Boston Children's Hospital logo

Boston Children's Hospital

Status and phase

Terminated
Phase 2

Conditions

Sickle Cell Disease

Treatments

Drug: oxygen
Drug: nitric oxide

Study type

Interventional

Funder types

Other
Other U.S. Federal agency

Identifiers

NCT00142051
04-09-119
FD-R-002560-01 (Other Grant/Funding Number)

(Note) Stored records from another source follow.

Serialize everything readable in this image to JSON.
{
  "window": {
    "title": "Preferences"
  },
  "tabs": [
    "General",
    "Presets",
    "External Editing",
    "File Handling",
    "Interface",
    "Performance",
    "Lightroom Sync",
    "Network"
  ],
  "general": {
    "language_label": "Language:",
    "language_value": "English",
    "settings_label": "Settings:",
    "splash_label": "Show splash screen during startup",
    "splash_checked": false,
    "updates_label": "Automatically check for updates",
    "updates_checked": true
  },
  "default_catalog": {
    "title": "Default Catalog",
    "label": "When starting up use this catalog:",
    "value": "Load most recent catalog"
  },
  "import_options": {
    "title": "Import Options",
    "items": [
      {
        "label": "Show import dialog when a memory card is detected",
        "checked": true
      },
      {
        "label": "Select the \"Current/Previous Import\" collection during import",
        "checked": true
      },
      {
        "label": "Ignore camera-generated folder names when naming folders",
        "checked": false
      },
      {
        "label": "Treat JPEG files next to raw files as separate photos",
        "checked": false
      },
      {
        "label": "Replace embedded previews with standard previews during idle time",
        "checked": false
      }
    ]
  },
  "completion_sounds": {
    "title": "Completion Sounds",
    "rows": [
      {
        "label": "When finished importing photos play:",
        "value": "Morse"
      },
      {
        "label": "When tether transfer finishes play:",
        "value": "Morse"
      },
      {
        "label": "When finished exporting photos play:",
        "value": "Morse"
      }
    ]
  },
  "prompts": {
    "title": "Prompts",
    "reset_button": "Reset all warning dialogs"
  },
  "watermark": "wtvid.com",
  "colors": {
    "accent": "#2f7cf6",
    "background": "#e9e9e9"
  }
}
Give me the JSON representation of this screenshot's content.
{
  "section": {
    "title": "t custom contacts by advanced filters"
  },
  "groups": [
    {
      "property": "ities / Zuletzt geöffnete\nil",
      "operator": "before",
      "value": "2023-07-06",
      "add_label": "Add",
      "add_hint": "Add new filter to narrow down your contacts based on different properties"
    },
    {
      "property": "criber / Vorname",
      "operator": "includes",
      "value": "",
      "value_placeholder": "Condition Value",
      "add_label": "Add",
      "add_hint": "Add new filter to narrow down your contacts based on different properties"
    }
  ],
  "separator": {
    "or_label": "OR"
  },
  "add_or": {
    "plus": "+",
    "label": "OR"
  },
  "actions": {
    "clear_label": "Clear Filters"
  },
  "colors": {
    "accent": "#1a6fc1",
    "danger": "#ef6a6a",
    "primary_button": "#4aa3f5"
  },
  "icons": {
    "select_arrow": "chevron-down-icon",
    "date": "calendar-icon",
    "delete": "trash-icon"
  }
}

Details and patient eligibility

About

Randomized, double blind placebo controlled clinical trial to evaluate effectiveness and safety of inhaled nitric oxide for the treatment of sickle cell painful crisis in pediatric patients with sickle cell disease.

Full description

The specific aim of this study is to evaluate the clinical effectiveness of inhaled nitric oxide (INO) for the treatment of acute vaso-occlusive pain crisis in pediatric patients with sickle cell disease. Nitric oxide (NO) deficiency is known to be central to the pathophysiology of vaso-occlusion. The aim is unchanged from the original application. The study is a randomized, double blind, placebo controlled, clinical trial with eligible patients randomized to receive either NO (with 21% O2 final concentration) for 16 hrs with 8 hr wean (80 ppm 0-8 hrs, 40 ppm 9-16 hrs, 20 ppm 17-20 hrs, 10 ppm 21-24 hrs) or placebo (21% O2 alone) for 24 hrs. The null hypothesis is that there is no difference in change in mean pain score after 16 hours between patients treated with NO and placebo. The primary outcome measure of the study remains the difference in mean change in pain scores between groups as assessed using a 10 cm visual analogue pain scale (VAS). Secondary outcome measures also remain the same. The study is a next step to our completed FDA Orphan Product Development Grant funded study (FD-R-001686) that evaluated safety and efficacy of NO used for 4 hrs for treatment of vaso-occlusive crisis in pediatric patients with sickle cell disease.

Enrollment

18 patients

Sex

All

Ages

9 to 22 years old

Volunteers

No Healthy Volunteers

Inclusion criteria

  1. Hemoglobin SS, Hemoglobin Sß0thal or Hemoglobin SC documented by prior hemoglobin electrophoresis.
  2. Age 9 years or greater, age 22 years or less; pediatric age range, old enough to comply with mask and give reliable pain assessment score.
  3. Acute pain crisis defined as pain in abdomen, back and/or extremities that cannot be explained by a diagnosis other than sickle cell disease.
  4. Initial pain score at least 6 cm; to optimize the likelihood of observing a significant difference in change in pain score between INO treated and placebo groups. Based on data from our previous study, it is anticipated that patients will have an average pre-inhalation pain score of approximately 8 cm.

Exclusion criteria

  1. > 24 pain crises in the last 12 months. Patients with very frequent pain crisis may have biologic and/or psychosocial pathophysiology that differs from those with fewer pain crises.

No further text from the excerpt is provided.